Le rapport sur la gestion du fonds Force Covid-19 n’a pas encore fini de livrer des secrets. Beaucoup de ministères et hauts fonctionnaires ont été épinglés par les vérificateurs de la Cour des comptes qui ne recommandent pas moins l’ouverture d’informations judiciaires sur nombre de dossiers. La société civile, des acteurs politiques et les Sénégalais lambda ne demandent ni plus ni moins que cette affaire soit tirée au clair, les responsabilités situées par la justice avec comme conséquences des sanctions contre les auteurs de malversations.

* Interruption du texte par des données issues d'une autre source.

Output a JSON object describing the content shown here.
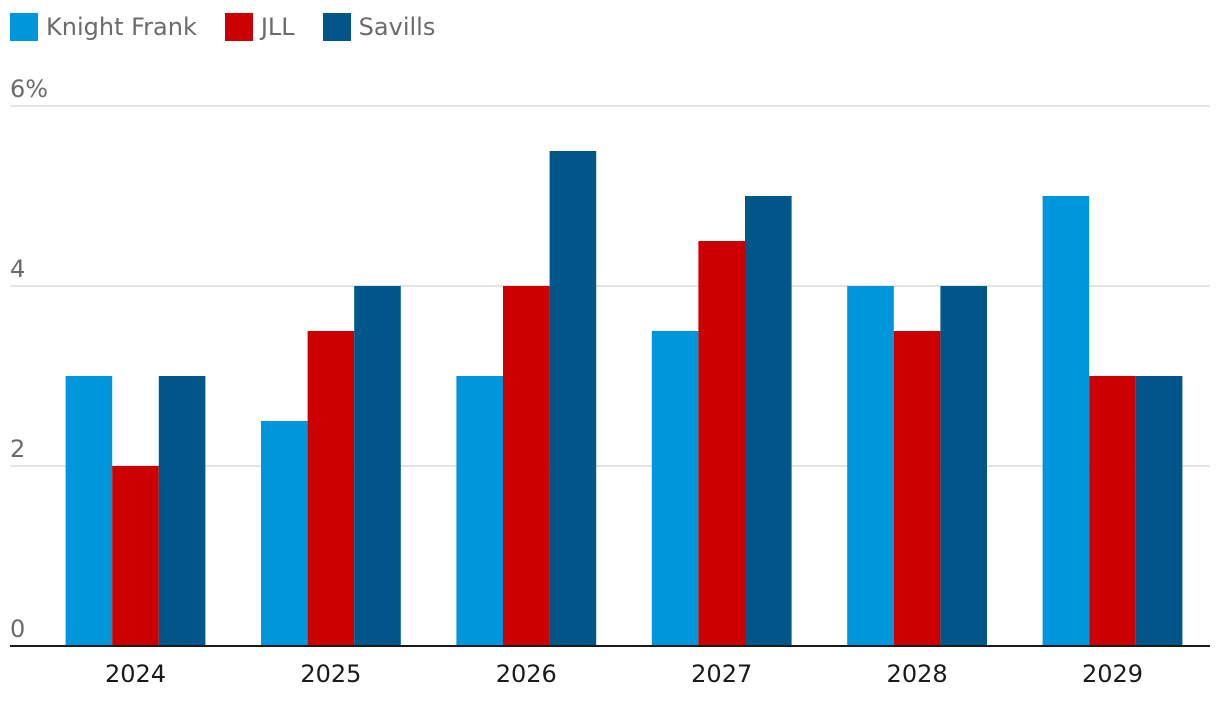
{
  "chart_data": {
    "type": "bar",
    "categories": [
      "2024",
      "2025",
      "2026",
      "2027",
      "2028",
      "2029"
    ],
    "series": [
      {
        "name": "Knight Frank",
        "values": [
          3,
          2.5,
          3,
          3.5,
          4,
          5
        ],
        "color": "#0096db"
      },
      {
        "name": "JLL",
        "values": [
          2,
          3.5,
          4,
          4.5,
          3.5,
          3
        ],
        "color": "#cc0000"
      },
      {
        "name": "Savills",
        "values": [
          3,
          4,
          5.5,
          5,
          4,
          3
        ],
        "color": "#005689"
      }
    ],
    "y_ticks": [
      "0",
      "2",
      "4",
      "6%"
    ],
    "ylim": [
      0,
      6
    ],
    "grid": true,
    "legend_position": "top-left",
    "title": "",
    "xlabel": "",
    "ylabel": ""
  }
}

SENEGAL – Mais, tout porte à croire que des observateurs avisés n’ont aucunement envi de s’arrêter à l’écume des vagues, à savoir constater les faits et sanctionner les coupables. Selon eux, il est nécessaire d’essayer de remonter à la source du mal pour savoir si certaines des dispositions légales qui ont été prises en amont n’ont pas fait le lit de ce qui pourrait être considéré comme le scandale du siècle au Sénégal.
Par exemple, que dit le décret de création du fonds Force COVID ? Certaines de ses dispositions ne constituent-elles pas une porte ouverte à toutes ces dérives relevées par la Cour des comptes ? Ces interrogations sont loin d’être saugrenue si on regarde de très près les articles 10 et 11. Que disent-ils ?
Art. 10.- Les dépenses sont ordonnancées par le Ministre chargé des Finances sur la base des décisions du Conseil stratégique.
Le Ministre chargé des Finances désignera le gestionnaire des comptes ouverts.
Par dérogation aux dispositions du Règlement général sur la Comptabilité publique, les opérations du FORCE COVID-19 sont dispensées de tout contrôle administratif a priori et de tout visa préalable.
Art 11. – Les dépenses du FORCE COVID-1 9 ’ bénéficient du régime dérogatoire défini par l’article’ premier du décret n°2020-876 du 25 mars 2020 complétant l’article 3 du décret n° 2014-1212 du 22 septembre 2014 portant Code des Marchés publics modifié par le décret n°2020-22 du 07 janvier 2020.
Sur la base de ces deux articles du Décret n° 2020-884 du· 1er avril 2020 portant création et fixant les règles d’organisation et de fonctionnement du Fonds de Riposte et de Solidarité contre les Effets du COVID-19 dénommé « FORCE COVID-19 », l’observateur neutre est en droit de se poser des questions légitimes. Le chef de l’État en signant un tel décret n’a-t-il pas laissé grandement ouverte la porte au dérives constatées dans la gestion de ce fonds ? Sa responsabilité n’est-elle pas engagée au premier chef ? D’autant plus que l’Assemblée nationale avait voté, à l’unanimité, la loi d’habilitation qui lui permettait de légiférer par ordonnances, dans le cadre de la lutte contre la pandémie de Covid-19.
En tous les cas, le mercredi 1er avril 2020, c’est une Assemblée nationale exceptionnellement épurée – précautions sanitaires obligent – qui avait adopté en plénière la « loi d’habilitation », assortie d’une prolongation de trois mois de l’état d’urgence. Les 33 députés présents – sur 165 – avaient voté à l’unanimité le texte autorisant Macky Sall à prendre par ordonnances « des mesures qui relèvent du domaine de la loi » pour faire face à l’ennemi commun : le coronavirus.
En ayant recours à l’article 77 de la Constitution, le Président Sall n’était plus tenu de passer par l’Assemblée nationale pour légiférer sur des questions d’ordre économique, budgétaire, financière, juridique, sanitaire et sécuritaire. Et ce, pendant trois mois.
Fort de tout cela, le camp des responsabilités ne devrait-il pas s’élargir ? Mystère et boule de gomme.